Police move forward towards protesters who were marching downtown after flash bang grenades were deployed in Portland during a Ferguson rally on November 29, 2014. Michael Lloyd/The Oregonian
By Anna Griffin
Protesters who’ve stopped Portland traffic almost daily since a grand jury opted not to indict Darren Wilson began their work back in August. Their goal: to mirror and in some ways build on the Occupy Wall Street movement – but with a more cohesive and ultimately constructive end.
"We’re trying to create something that is going to last," said Teressa Raiford, an organizer of Portland’s Ferguson response rallies. "What you’re seeing is the result of a lot of planning."

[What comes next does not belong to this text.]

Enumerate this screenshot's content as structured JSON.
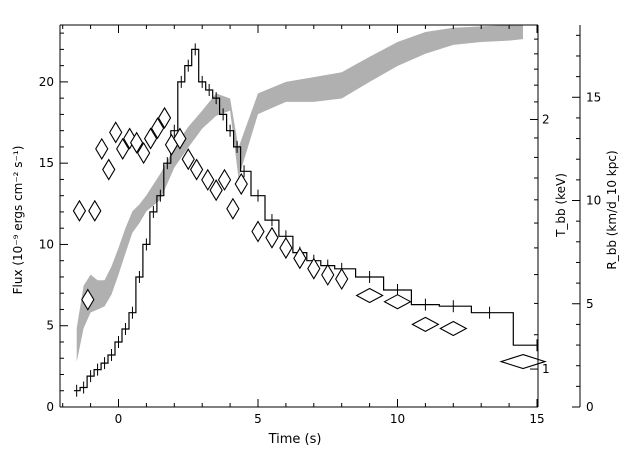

Zuccotti Park and the Ferguson, Missouri, street where Wilson shot Michael Brown sit almost 1,000 miles apart. But in terms of their recent impact, they’re practically next-door neighbors.

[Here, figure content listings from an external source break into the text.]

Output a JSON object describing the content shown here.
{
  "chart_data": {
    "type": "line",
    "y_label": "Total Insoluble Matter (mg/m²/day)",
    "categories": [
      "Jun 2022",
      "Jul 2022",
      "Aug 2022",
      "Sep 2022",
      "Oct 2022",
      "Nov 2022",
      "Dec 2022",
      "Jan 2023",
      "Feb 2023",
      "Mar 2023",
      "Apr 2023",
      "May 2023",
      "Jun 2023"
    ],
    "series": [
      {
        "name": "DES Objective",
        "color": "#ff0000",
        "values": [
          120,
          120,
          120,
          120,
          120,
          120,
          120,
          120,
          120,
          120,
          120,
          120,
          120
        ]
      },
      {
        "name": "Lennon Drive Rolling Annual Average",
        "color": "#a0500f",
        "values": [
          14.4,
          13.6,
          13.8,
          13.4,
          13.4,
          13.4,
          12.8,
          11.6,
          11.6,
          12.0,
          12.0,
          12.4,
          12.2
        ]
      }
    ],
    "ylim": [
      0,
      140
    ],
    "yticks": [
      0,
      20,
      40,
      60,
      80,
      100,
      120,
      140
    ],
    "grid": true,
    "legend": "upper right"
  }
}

As they did three years ago, marchers the past week have opted for civil disobedience rather than simply making speeches and rallying in front of Portland civic landmarks. They’ve held "die ins," led police on long, winding marches through downtown, filled Willamette River bridges during rush hour and attempted to seize Interstate 5.
The crowds have included black-clad anarchists and a few Occupy-style protesters in Guy Fawkes masks. The large groups have advocated for a number of causes besides police reform, including a $15 minimum wage, policies to stop gentrification and government disinvestment in multinational corporations. A few of the leading figures in the push to protest the Ferguson decision nationally are the same as Occupy, including Lisa Fithian, who helped put together the 1999 World Trade Organization protests in Seattle and was dubbed "Professor Occupy" by Mother Jones magazine.
"It’s similar in that it’s spreading without any central authority, it’s spreading by inspiration, by a compound of desperation and hope with a little bit of euphoria mixed in," said Todd Gitlin, a journalism professor at Columbia University and author of the 2012 book "Occupy Nation: The Roots, the Spirit and the Promise of Occupy Wall Street." "The big changes made by Occupy were at the level of discourse, making the ‘1 percent’ and ‘the 99 percent’ part of everyday language. The quandary for people angry about Ferguson is how to channel this momentary energy into something that makes changes in more than just the conversation"
At the heart of both movements is an overarching distrust of the nation’s political and economic establishment, a sense that the system does not work for everyone.